In this study, total IgG levels were higher in children that were positive for clinical malaria compared to negative children overall. This demonstrates that infection might lead to the boosting of antibody levels, resolved infection likely leads to reduced antibody levels due to decay. This is in conformity with other studies [56, 57]. The total IgG antibody levels were higher in children positive for clinical malaria in all the study sites with the exception of Maroua where no significant difference was observed in the total IgG levels between the two groups. This could be attributed to the generally low prevalence of malaria, hence low malaria immunity in the area. Furthermore, this may also be due to the recombinant antigen used in the current study (MSP-119). Studies using other recombinant antigens will be required to confirm this observation. However, site-specific analysis of the different IgG subclasses revealed no significant difference between children positive and negative for clinical malaria for IgG1 and IgG3 in Bamenda (in the HWP strata) and Limbe (in the C strata), and for all the IgG subclasses in Maroua (in the SS strata), suggesting that infection is required to mount an effective immune response against the malaria parasite. Furthermore, a significant positive correlation was observed between malaria parasite density and IgG2 or IgG4 in Bamenda, Ngaoundere and Limbe, suggestive of their role in the pathogenesis of malaria. The non-cytophilic antibodies especially IgG4 are known to be pathogenic, and their presence correlates with the severity of malaria [15, 18, 19].

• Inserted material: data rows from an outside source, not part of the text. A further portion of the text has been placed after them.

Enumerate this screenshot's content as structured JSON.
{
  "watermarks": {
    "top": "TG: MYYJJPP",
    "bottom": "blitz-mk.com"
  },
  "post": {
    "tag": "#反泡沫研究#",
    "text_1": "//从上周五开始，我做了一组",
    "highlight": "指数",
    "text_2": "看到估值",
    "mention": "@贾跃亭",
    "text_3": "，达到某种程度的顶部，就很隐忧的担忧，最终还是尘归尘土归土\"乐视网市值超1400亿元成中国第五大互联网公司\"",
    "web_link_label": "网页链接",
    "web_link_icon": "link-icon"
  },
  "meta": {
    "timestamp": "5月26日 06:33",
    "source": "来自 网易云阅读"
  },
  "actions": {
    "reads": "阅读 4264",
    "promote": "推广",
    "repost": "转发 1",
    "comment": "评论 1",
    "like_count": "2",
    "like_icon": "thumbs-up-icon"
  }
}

This study which clearly demonstrates the variation in the immune responses against malaria parasites in children from different geographical areas in Cameroon is however limited in that participants were enrolled only during the rainy season during which malaria transmission is generally higher. Studies enrolling children during the rainy and dry seasons will be required to give a clearer picture. Furthermore, only one recombinant antigen (MSP-119) was used to evaluate the antibody responses in the current study, which does not necessarily provide a complete picture of the immune responses against malaria in children in the different study sites. Further research using more recombinant antigens will be required in the study area to give a clearer picture. In addition, longitudinal studies will be required in the different bioecological strata to identify the antibodies which are protective against malaria.

Conclusion

This study demonstrates considerable variation in the immune responses against malaria parasites in children from the different bioecological strata in Cameroon. The immune responses, which could be linked to the transmission intensity of malaria in an area, was highest in the coastal strata (where malaria transmission was highest), and lowest in the high inland plateau and sudano-sahelian strata (where malaria transmission was lowest). The immune responses were observed to increase with age in all study sites except in the sudano-sahelian (where only IgG1 and IgG2 levels increased with age) and high inland plateau (where none of the antibodies levels increased with age) strata. Furthermore, the cytophilic antibodies (IgG1 and IgG3) were consistently higher than the non-cytophilic (IgG2 and IgG4) antibodies in all the study sites except in the sudano-sahelian and high inland plateau strata. No significant differences were observed in all the antibodies levels between children positive and negative for clinical malaria in the sudano-sahelian strata. These findings may have significant implications for the design of trials for testing of malaria vaccine candidates in the country. However further research is required to identify the protective antibodies against malaria in the different ecological strata.